Spanish oil company and shipping giant to develop €1bn green hydrogen-to-methanol project, the largest in Europe
Cepsa and C2X, majority-owned by Maersk parent company AP Moller, to build 300,000-tonne plant — combining green hydrogen with captured CO2 — in southern Spain
Spanish oil company Cepsa and Danish developer C2X — which is majority-owned by shipping giant Maersk’s parent company — have announced plans to build Europe’s largest green methanol project, with an annual production of 300,000 tonnes.
The plant, to be built in Huelva, southern Spain, at a cost of up to €1bn ($1.08bn), would combine green hydrogen produced at the 2GW Andalusian Green Hydrogen Valley, which is being co-developed by Cepsa and EDP, with “non-fossil sources of carbon [dioxide] captured from the atmosphere or from agricultural and forestry waste”.
Cepsa says the methanol (CH3OH) produced would be used to “reduce carbon emissions in hard-to-abate industries such as long-distance shipping and other industries such as chemicals and plastics”.

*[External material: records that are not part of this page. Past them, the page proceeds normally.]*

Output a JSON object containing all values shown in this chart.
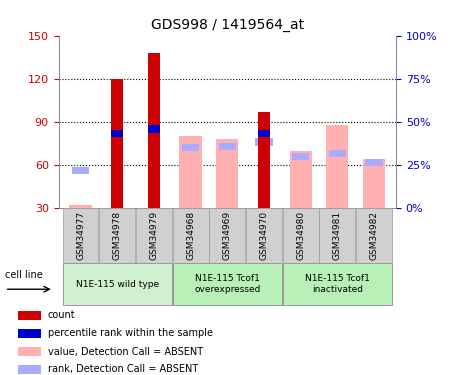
{
  "title": "GDS998 / 1419564_at",
  "samples": [
    "GSM34977",
    "GSM34978",
    "GSM34979",
    "GSM34968",
    "GSM34969",
    "GSM34970",
    "GSM34980",
    "GSM34981",
    "GSM34982"
  ],
  "count_values": [
    null,
    120,
    138,
    null,
    null,
    97,
    null,
    null,
    null
  ],
  "percentile_values": [
    null,
    82,
    85,
    null,
    null,
    82,
    null,
    null,
    null
  ],
  "absent_value_values": [
    32,
    null,
    null,
    80,
    78,
    null,
    70,
    88,
    64
  ],
  "absent_rank_values": [
    56,
    null,
    null,
    72,
    73,
    76,
    66,
    68,
    62
  ],
  "ylim_left": [
    30,
    150
  ],
  "ylim_right": [
    0,
    100
  ],
  "yticks_left": [
    30,
    60,
    90,
    120,
    150
  ],
  "yticks_right": [
    0,
    25,
    50,
    75,
    100
  ],
  "count_color": "#cc0000",
  "percentile_color": "#0000cc",
  "absent_value_color": "#ffb0b0",
  "absent_rank_color": "#aaaaff",
  "group_configs": [
    {
      "start": 0,
      "end": 2,
      "label": "N1E-115 wild type",
      "color": "#d0f0d0"
    },
    {
      "start": 3,
      "end": 5,
      "label": "N1E-115 Tcof1\noverexpressed",
      "color": "#b8f0b8"
    },
    {
      "start": 6,
      "end": 8,
      "label": "N1E-115 Tcof1\ninactivated",
      "color": "#b8f0b8"
    }
  ],
  "legend_items": [
    {
      "label": "count",
      "color": "#cc0000"
    },
    {
      "label": "percentile rank within the sample",
      "color": "#0000cc"
    },
    {
      "label": "value, Detection Call = ABSENT",
      "color": "#ffb0b0"
    },
    {
      "label": "rank, Detection Call = ABSENT",
      "color": "#aaaaff"
    }
  ]
}
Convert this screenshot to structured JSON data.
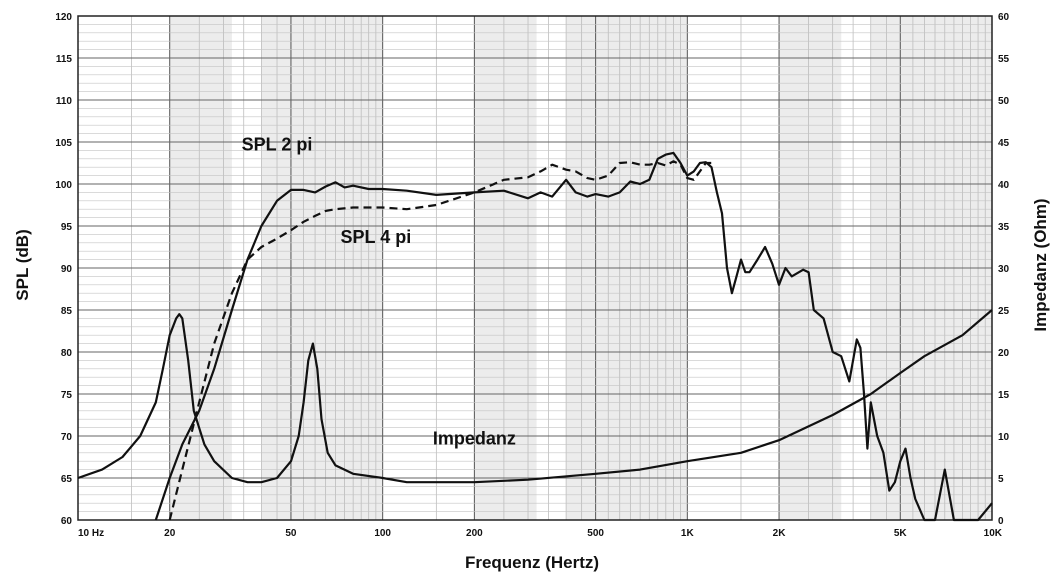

“A step change is needed to scale production capacity of non-fossil methanol to meet the demand that is building now,” the company said in a statement. “However, significant support from governments and other bodies is also required to ensure that this production capacity can supply green methanol at a price that is acceptable to its target customers.”
A final investment decision on the project is “expected to be made” in 2025.
“The project places Andalusia as one of the most competitive locations globally for the production and transportation of green molecules thanks to its renewable electricity capacity and industrial and port infrastructure, positioning Spain as a leading sustainable energy hub and securing independent and affordable clean energy for Europe,” said Cepsa.
The unnamed project was unveiled at COP28 in Dubai in the presence of Spanish Prime Minister Pedro Sánchez and ecological transition minister Teresa Ribera.
Sánchez described the project as “a significant step towards a future free of fossil fuels”
“This investment is fully aligned with Spain’s strategy of reindustrialisation and energy transition. We want that 81% of our power generation come from renewable sources by 2030,” he said. “Green hydrogen will play a crucial role and, thanks to projects like this, Spain stands as a global reference.”
C2X CEO Brian Davis hinted that the project will need some kind of government support to move forward: “While this project has strong fundamentals it will need an enabling framework in order to offer a competitive source of green methanol to its target customers. We look forward to working with Cepsa and the Spanish government as we develop the project.”
Cepsa CEO Maarten Wetselaar added: “This partnership is another milestone in our strategy to make Spain a European hub for green molecules this decade, with viable projects to reduce emissions in sectors that are difficult and urgent to decarbonise. We will work with the Spanish government to develop the regulatory framework needed for this project to be successful and scalable.”